One night, I can’t sleep. The silence in Los Girasoles is so up front that it wakes me. I look out the window and know I’ll be lying
there until dawn, listening carefully for some familiar noise: a car engine, a siren, bottles thrown against a wall. But there’s no sound. Cecilia is sleeping on the other side of the bed. It irritates me to think that in the other room my mother is lying next to a stranger. That we are two couples, sleeping in two rooms of the same house. Like acquaintances. It really irritates me.
I go to the kitchen for a swig of milk. Here the milk comes in glass bottles with labels that are always falling off. And the vegetables have the misshapen, earthy look of healthy things. If I were in my apartment right now, I’d look out at the vacant lot, in search of the complicit hen. There’s a street lamp on the opposite sidewalk that shines onto part of the lot below my window. The hen could be there, under the white light, waiting to be abducted or called to heaven.
The milk here is too thick to quench your thirst. All sorts of things here are too thick to quench your thirst. As if an invisible dust comes in from the plains and soaks up the moisture on your tongue, in your throat. When I urinate, it comes out darker than usual. In the city, my urine is almost transparent, unless I drink too much or ingest foodstuffs of an ochre hue or eat beetroot. But here my urine is dark. And so is the night.

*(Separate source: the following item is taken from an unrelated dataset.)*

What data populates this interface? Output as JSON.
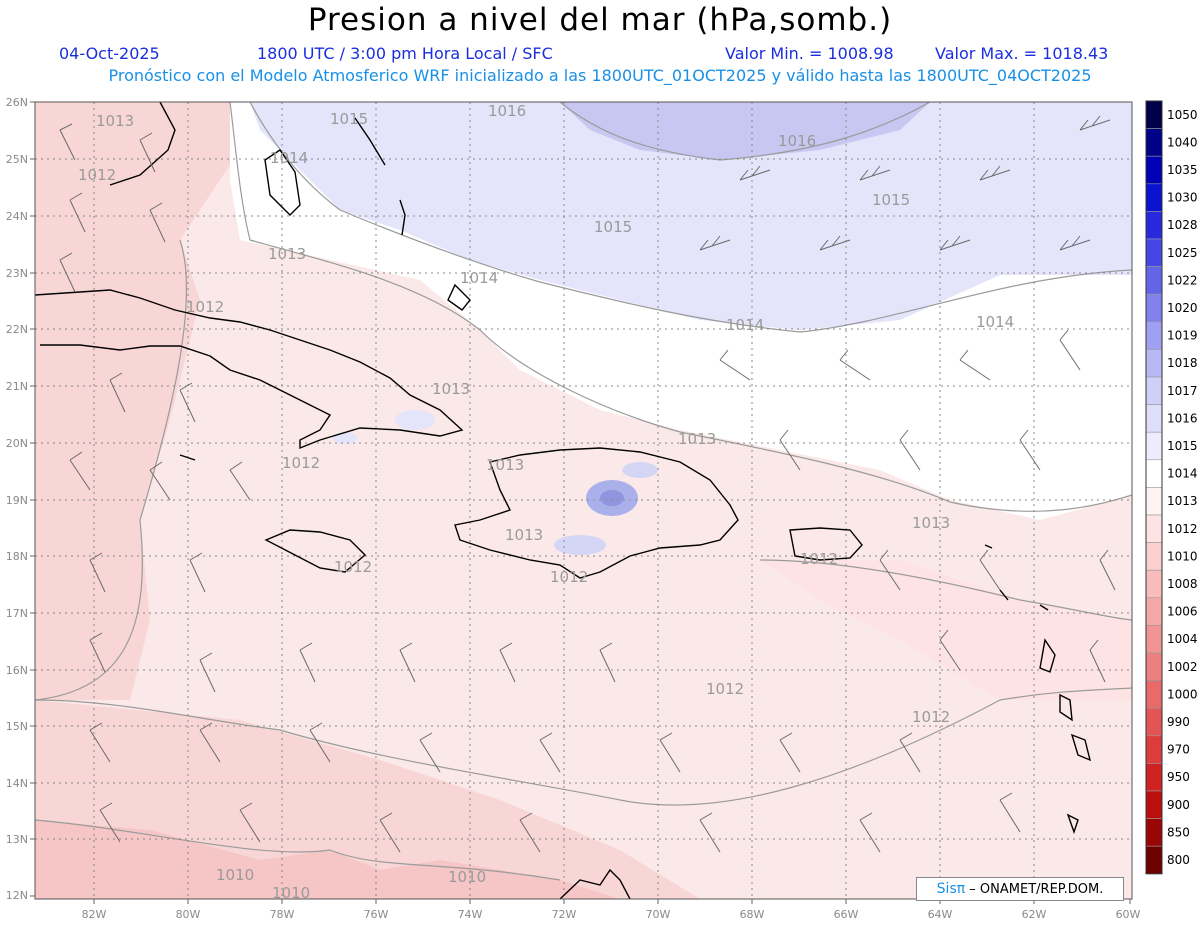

I fill a glass with milk and drink it down in one gulp. I hate rustic furniture; to be exact, the pieces of rustic furniture that are always the decorative focus in Adela’s houses. As I’m walking back to the bedroom, to try to fall asleep next to Cecilia, I hear a moan in the adjoining room, Adela’s—my mother’s—bedroom. I think Marcelo must be mounting her. That he’ll be emptying into her a milk as thick as the brand they buy and that it’s one of the worst conceivable drinks in terms of its thirst-quenching properties. I can’t help it: I stop by the door of that room, even though I know anything I hear may perturb me. In a certain sense, I’m seeking out perturbation, as a strange confirmation that I’m human, the son of her, my mother.